Belgique

Photo d’en-tête (22 avril 1944) : Pierre Schon (à droite) récupère trois évadés aidés à traverser la frontière vers la Belgique pour les conduire dans un camp forestier. De gauche à droite : Lollo Thines, Ugén Felten et Robert Borman, originaires de Troisvierges. © L.P.P.D.

Le 3 avril 1943
On ne sait pas exactement qui a prévenu Pierre Schon que la Gestapo était en route pour l’arrêter ce jour-là. Heureusement, quelqu’un l’a fait. Avec moins de 40 kilomètres séparant le quartier général nord de la Gestapo à Diekirch de la ferme familiale, la Gestapo aurait pu y arriver en moins d’une heure, même en empruntant les routes de campagne de l’époque. Cela laissa à Pierre très peu de temps pour rassembler l’essentiel, dire au revoir — si tant est qu’il en eut le temps — et fuir à travers la forêt dense en direction de la frontière belge.

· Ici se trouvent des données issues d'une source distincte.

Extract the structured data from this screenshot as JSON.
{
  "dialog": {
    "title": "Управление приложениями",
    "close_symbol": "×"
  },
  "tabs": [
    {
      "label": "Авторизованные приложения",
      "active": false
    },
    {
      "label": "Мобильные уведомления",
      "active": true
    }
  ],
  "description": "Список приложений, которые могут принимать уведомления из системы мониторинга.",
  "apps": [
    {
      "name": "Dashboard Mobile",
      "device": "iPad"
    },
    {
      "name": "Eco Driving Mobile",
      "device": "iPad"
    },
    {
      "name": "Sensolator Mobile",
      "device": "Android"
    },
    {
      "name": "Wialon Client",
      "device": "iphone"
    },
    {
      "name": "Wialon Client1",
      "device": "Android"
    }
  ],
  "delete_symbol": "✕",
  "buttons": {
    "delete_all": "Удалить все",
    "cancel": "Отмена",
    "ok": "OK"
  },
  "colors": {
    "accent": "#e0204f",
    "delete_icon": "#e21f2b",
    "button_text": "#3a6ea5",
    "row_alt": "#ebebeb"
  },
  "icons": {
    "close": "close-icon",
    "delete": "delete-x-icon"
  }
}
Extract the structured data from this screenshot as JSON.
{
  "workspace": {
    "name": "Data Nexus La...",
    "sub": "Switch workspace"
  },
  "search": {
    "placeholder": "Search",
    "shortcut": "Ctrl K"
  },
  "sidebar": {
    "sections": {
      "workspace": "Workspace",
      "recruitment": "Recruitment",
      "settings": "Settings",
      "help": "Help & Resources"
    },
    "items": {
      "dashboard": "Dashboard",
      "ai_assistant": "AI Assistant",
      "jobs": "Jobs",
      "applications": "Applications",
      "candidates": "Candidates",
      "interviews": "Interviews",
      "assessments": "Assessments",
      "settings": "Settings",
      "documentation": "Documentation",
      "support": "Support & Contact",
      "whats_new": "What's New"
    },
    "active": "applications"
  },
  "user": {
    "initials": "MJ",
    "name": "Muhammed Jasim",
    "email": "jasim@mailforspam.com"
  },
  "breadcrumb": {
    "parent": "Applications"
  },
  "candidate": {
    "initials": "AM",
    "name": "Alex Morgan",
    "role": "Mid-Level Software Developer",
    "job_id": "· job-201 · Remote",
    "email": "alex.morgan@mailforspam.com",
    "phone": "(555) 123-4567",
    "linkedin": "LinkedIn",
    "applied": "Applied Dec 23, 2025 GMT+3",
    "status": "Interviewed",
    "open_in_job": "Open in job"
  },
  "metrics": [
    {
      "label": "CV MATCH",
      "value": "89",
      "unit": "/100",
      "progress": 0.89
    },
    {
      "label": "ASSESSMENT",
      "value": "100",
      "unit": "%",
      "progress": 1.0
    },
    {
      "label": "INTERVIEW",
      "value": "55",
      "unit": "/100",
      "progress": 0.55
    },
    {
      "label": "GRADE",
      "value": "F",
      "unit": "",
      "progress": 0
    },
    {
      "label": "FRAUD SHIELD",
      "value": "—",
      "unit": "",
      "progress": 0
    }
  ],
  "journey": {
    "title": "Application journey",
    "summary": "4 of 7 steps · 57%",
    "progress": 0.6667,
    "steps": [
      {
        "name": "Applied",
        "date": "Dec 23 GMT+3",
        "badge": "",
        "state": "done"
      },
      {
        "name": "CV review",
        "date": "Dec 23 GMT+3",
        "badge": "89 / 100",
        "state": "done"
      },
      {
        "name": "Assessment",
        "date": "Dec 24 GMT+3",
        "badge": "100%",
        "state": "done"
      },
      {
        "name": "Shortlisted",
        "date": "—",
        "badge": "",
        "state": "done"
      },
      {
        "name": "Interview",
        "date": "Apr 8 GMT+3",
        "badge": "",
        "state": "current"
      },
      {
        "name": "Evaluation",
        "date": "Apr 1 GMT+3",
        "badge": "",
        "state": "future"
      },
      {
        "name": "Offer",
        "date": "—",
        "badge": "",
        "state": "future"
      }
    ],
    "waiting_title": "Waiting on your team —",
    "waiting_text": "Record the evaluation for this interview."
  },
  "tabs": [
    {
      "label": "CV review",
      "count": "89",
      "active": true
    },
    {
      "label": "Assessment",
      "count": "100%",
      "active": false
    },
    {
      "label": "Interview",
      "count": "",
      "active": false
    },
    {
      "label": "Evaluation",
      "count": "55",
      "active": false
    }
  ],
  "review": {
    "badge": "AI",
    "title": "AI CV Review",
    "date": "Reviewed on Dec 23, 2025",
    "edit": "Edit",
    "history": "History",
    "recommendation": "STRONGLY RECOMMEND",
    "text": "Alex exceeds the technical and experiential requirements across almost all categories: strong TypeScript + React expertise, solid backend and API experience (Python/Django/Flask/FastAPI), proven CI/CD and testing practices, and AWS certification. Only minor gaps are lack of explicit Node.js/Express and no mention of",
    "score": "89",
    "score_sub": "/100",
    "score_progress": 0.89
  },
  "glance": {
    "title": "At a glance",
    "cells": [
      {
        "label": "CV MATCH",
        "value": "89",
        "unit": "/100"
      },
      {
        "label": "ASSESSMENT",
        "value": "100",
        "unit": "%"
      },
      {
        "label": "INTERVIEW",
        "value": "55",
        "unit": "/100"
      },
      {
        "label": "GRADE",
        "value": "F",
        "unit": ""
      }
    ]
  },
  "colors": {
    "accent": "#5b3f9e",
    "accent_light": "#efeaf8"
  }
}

Son nom figurait sur la liste de recherches quotidienne de la Gestapo (la Fahndungsliste) pour activités anti-allemandes, aux côtés de nombreux autres classés comme déserteurs (Fahndenflucht), tous signalés pour une arrestation immédiate. Sans téléphone portable ni SMS à l’époque, il se dirigea probablement vers une maison sûre en Belgique, non loin de la frontière, pour se réorganiser et décider de la suite à donner à sa fuite. Parmi ces maisons sûres figuraient celles de François Bamberg (plus tard emprisonné à cause de son aide), Arille Thys, chef de gare à Tavigny, et Émile Simonis à Rettigny, pour ne citer que quelques noms. Ce fut un véritable tournant.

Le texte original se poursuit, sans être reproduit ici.